I write, speak, invest, network, and question to stimulate fruitful conversation. Let's talk about human flourishing! It begins with freedom. Holy leisure is the key to human being, freedom and generativity. Please join me in the adventure of realizing Christ!
NB: You will not understand the following fully unless you’ve read the Introduction to this series!
In what ways do you feel the Church is not quite up to date, not in sync with the times we live in?
In most ways, I’d much rather she not be in step with the times. Thank God for an institution that is not constantly shifting her beliefs and boundaries according to public opinion, that has ‘archaic’ expectations for personal conduct in a day whose behavior bar is set almost bestially low, and that is slow to change absent the frenetic, hostile push for haste and speed in the ‘times’ where she lives!
ON the other hand…(Did you just hear the soundtrack from Fiddler on the Roof?)
I do wish we’d make better use of some of the modern communication and information technology available to us. Tech could help us better support (i.e. Drive Traffic To) arts events, speaker events, service or teaching opportunities, whenever those are open to the public. A better Events Calendar – one searchable by keywords and region, maybe, would be helpful. As far as The Leaven goes to let people know what’s up in the archdiocese, more could be done to give advance notice, greater detail, and to make sure no one feels their event ‘didn’t make the cut’ for the newspaper’s calendar. An electronic version would not have any space limitations, and could allow us to tailor what notifications we receive. For instance, I’m not interested in school sports events, would like to know about all the Bishop’s events, am interested in arts events within 100 miles, and in whatever happens in the Lawrence area. Speaking of ‘the Lawrence area,’ there is currently no mode of communication within the local region. If Corpus Christi (just across town) has a great concert, or a speaker coming, or if their moms group has something interesting (and open) going on, wouldn’t it be lovely for us to have a chance to crash and ‘mix’ there? Maybe if we could communicate more easily, we’d develop some inter-parish interest groups that would enliven the whole Catholic community roundabouts.We could use Wikis to create registries of all the works of art at each church in the archdiocese. What a nice reference that might be for an art teacher, as she plans the next semester. Field trips to view these works might result, or conversations with contemporary Catholic artists, or iphone walking tour guides for each Church might draw in our neighbors. Technology could easily be used to strengthen the networking efforts of Catholics – business owners, artists, social entrepreneurs, medical workers, Jane Austen enthusiasts, beer brewers, bloggers, poodle lovers – across the archdiocese.
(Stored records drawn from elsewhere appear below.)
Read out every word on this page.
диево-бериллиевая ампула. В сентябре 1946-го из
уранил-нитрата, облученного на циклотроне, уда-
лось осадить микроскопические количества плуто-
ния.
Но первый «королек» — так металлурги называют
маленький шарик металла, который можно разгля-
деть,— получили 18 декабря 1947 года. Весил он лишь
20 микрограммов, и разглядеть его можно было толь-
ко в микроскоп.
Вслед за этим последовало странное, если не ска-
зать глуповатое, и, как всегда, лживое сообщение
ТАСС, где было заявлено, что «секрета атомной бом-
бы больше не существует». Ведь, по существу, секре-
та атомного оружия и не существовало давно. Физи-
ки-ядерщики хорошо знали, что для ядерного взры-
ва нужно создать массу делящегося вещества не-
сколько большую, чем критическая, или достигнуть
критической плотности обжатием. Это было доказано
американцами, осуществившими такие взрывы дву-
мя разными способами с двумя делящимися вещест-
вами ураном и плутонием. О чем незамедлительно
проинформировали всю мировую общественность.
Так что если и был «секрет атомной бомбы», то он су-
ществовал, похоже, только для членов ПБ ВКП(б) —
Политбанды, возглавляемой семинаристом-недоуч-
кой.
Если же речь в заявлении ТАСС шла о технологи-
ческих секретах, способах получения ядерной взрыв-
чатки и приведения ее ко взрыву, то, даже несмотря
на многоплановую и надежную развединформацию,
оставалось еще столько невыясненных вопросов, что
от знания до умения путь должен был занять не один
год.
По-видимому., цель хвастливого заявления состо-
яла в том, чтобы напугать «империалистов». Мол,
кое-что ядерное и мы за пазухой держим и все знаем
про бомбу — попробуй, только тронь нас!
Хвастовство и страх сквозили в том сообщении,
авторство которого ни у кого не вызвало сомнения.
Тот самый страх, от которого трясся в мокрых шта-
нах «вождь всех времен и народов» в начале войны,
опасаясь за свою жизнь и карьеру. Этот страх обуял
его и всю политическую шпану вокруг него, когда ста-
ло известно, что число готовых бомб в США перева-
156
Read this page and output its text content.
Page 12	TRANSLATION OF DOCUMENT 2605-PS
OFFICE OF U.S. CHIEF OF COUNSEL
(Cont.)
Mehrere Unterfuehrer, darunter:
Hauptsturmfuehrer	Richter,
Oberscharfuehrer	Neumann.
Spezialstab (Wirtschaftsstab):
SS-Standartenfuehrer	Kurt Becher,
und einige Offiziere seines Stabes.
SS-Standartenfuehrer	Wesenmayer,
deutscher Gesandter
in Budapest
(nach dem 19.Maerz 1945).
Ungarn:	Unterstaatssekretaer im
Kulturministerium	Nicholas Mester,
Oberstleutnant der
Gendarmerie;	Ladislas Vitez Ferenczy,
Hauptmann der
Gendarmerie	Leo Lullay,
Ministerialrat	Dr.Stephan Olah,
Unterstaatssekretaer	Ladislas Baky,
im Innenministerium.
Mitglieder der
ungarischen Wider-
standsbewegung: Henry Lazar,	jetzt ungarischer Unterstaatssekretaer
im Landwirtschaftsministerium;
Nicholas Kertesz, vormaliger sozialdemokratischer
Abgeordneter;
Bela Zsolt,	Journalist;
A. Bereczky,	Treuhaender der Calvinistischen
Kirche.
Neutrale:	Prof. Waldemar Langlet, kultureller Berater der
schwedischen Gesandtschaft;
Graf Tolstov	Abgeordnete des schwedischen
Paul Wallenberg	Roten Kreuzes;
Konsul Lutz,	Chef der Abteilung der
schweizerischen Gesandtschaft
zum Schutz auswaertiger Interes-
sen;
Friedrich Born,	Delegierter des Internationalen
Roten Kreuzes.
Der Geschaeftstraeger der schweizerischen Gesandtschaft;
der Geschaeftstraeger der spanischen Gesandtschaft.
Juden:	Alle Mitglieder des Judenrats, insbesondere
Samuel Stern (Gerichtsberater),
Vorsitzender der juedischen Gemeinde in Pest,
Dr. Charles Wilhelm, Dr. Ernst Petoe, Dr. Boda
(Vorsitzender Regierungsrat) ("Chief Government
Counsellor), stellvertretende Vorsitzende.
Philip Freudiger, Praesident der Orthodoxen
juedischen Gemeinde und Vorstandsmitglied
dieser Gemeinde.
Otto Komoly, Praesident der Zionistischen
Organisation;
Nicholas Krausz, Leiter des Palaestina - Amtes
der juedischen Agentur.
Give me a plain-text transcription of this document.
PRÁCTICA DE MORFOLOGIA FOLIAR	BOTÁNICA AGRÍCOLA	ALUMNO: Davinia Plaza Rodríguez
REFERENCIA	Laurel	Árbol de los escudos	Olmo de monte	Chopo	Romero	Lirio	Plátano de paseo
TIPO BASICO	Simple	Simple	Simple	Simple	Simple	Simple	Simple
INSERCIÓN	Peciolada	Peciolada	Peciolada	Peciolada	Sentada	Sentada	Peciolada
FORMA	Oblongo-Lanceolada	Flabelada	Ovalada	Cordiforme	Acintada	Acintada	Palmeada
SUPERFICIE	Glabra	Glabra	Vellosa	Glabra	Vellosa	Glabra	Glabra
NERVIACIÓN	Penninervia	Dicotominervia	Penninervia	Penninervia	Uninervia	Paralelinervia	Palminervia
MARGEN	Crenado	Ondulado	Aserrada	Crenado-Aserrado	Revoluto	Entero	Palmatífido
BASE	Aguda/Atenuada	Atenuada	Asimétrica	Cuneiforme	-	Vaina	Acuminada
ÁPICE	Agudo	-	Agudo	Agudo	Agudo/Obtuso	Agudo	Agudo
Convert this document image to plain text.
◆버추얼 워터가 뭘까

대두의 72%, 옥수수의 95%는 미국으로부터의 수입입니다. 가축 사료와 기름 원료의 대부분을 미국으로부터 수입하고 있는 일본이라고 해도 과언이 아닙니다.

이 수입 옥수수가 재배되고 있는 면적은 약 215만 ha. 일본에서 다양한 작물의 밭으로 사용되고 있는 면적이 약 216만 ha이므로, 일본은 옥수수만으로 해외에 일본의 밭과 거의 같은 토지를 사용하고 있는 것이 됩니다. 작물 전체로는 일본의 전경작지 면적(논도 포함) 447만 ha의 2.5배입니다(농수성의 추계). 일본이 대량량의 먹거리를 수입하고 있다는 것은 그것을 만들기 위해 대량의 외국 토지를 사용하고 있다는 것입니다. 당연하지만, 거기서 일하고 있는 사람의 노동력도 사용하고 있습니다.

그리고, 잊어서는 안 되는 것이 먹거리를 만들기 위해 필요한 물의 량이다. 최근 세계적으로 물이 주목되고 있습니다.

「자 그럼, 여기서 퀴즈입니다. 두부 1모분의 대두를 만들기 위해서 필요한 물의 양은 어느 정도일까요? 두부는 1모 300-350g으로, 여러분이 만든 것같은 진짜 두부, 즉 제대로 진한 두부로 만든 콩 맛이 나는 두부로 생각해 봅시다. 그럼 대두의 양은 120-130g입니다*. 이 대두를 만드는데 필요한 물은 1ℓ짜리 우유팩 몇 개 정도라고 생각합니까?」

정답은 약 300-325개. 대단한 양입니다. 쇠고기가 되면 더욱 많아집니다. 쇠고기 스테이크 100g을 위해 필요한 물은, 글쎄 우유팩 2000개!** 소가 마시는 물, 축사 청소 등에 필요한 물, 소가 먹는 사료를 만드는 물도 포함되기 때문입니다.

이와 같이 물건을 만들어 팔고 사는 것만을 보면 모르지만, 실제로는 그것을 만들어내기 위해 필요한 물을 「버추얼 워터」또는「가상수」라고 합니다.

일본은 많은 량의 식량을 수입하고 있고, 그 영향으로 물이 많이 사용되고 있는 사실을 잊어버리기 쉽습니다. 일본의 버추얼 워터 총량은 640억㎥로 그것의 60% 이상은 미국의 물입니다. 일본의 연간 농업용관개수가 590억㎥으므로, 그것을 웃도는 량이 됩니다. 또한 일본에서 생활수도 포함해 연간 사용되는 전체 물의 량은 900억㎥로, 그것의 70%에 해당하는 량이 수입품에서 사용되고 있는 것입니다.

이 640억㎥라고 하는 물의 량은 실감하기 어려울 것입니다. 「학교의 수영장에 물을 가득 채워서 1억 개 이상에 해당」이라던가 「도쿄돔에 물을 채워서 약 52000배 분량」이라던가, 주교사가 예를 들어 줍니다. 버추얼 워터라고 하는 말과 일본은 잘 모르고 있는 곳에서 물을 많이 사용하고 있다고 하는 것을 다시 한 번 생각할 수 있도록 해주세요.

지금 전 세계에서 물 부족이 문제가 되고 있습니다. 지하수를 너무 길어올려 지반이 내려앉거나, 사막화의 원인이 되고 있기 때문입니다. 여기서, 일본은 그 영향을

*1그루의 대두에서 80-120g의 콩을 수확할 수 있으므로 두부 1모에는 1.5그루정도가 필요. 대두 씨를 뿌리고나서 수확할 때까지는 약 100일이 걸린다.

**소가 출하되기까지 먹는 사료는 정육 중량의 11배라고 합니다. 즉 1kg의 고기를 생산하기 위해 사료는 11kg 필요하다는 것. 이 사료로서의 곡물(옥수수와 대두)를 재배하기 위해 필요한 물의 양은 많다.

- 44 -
In what ways do you feel the Church is too much influenced by the current times and culture?
- Too busy for conversation
- Not responding to emails
- Reading badly
- Writing worse
- Contempt for form
- No intergenerational activities
- Mentally ill, suicidal teens
- Moms on anti-depressant drugs
- Catholics in atheist schools
What strengths do you have that the Church is not drawing upon?
Ideation, organization/logistics, systems thinking, planning and vision, writing, education.
What groups in the Church need help becoming reconciled?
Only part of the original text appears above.